I tried taking screen captures but they show up normal on another computer so it must be in my monitor preferences. I should take a picture with my digital camera though
Your computer may display a negative image if someone or something presses many keys at the same time.
Yup that's exactly what happened. Never ceases to amaze me how a 1 year old can find the right combination of buttons or whatever to do something to disturb my workflow or destroy things.
This is a feature? What use would it be other than to wreak havoc on some unsuspecting mac user. I could see some young kid going into a school library and changing all their macs to a negative image. It would most likely have them scratching their heads just like me.
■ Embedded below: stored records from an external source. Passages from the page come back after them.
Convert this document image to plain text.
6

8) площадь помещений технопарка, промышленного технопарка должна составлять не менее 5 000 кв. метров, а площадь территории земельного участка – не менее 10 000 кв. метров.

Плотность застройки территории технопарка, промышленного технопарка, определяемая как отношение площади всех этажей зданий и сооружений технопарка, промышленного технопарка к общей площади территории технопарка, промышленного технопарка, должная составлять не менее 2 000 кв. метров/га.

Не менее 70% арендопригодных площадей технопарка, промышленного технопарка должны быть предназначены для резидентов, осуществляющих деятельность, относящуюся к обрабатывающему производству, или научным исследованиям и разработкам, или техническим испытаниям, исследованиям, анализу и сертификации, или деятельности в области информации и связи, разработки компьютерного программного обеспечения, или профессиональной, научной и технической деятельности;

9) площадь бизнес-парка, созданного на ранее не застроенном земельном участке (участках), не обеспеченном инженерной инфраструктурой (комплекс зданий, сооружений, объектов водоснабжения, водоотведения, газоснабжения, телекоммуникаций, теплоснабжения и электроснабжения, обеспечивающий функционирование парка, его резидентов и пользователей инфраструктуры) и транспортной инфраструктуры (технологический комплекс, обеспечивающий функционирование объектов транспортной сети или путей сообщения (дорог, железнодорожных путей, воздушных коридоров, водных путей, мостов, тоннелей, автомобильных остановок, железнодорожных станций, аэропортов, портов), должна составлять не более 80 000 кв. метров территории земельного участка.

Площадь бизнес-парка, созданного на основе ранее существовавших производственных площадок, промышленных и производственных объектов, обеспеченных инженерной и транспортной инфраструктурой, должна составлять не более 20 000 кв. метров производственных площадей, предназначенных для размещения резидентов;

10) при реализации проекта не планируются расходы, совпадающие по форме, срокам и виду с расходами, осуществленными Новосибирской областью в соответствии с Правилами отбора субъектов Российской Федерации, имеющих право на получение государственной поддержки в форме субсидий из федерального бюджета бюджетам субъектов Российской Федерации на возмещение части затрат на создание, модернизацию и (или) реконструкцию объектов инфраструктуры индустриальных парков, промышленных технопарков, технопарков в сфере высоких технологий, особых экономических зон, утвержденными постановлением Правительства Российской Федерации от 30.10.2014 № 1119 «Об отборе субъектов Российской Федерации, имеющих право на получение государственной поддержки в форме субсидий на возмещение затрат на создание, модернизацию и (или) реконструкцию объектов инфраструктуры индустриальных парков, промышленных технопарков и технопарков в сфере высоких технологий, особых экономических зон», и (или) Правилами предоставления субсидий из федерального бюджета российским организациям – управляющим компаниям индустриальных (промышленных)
Yes, it is a feature! It is used at times you do not want to be noticed, like when stealing someones wifi signal. It is also used on notebooks when you really have to stretch the battery out, because the B&W inverted mode uses less power than when running in colour, especially when the screen brightness is turned down. Not that anyone really uses it, except for those very specific times. The Shades utility also helps, since it allows for a finer control of screen brightness.
This is actually a very legitimate and very useful feature if you have poor vision - that's what it's for and that's why it's part of Universal access under system preferences.
I don't see how it does anything for the two scenarios EvanPitts mentioned - having a black screen doesn't reduce the brightness of the LCD screen backlighting and as "not to be noticed" - I think a black screen is more noticable and draws more attention than a regular screen.
At the local Staples, the employees changed the black MacBook displays to the inverted screens. Amazing that they could figure this out; let alone find the store...
At the local Staples, the employees changed the black MacBook displays to the inverted screens. Amazing that they could figure this out;
Well, they have nothing else to do.
Always amazes me how Staples stays in business - maybe corporate sales.
Whenever I go, all the employees are chatting with each other or playing with a computer. Nobody ever thinks of helping a customer and when you finally coax one of them to give you the time of day, they know less about the products than you do - and I'm not even talking Mac or Apple products.
Last time I went in for an ink cartridge - the sales guy was ready to sell me one for the wrong printer and for the wrong colour - I wanted black he was ready to pack up magenta (black was out f stock).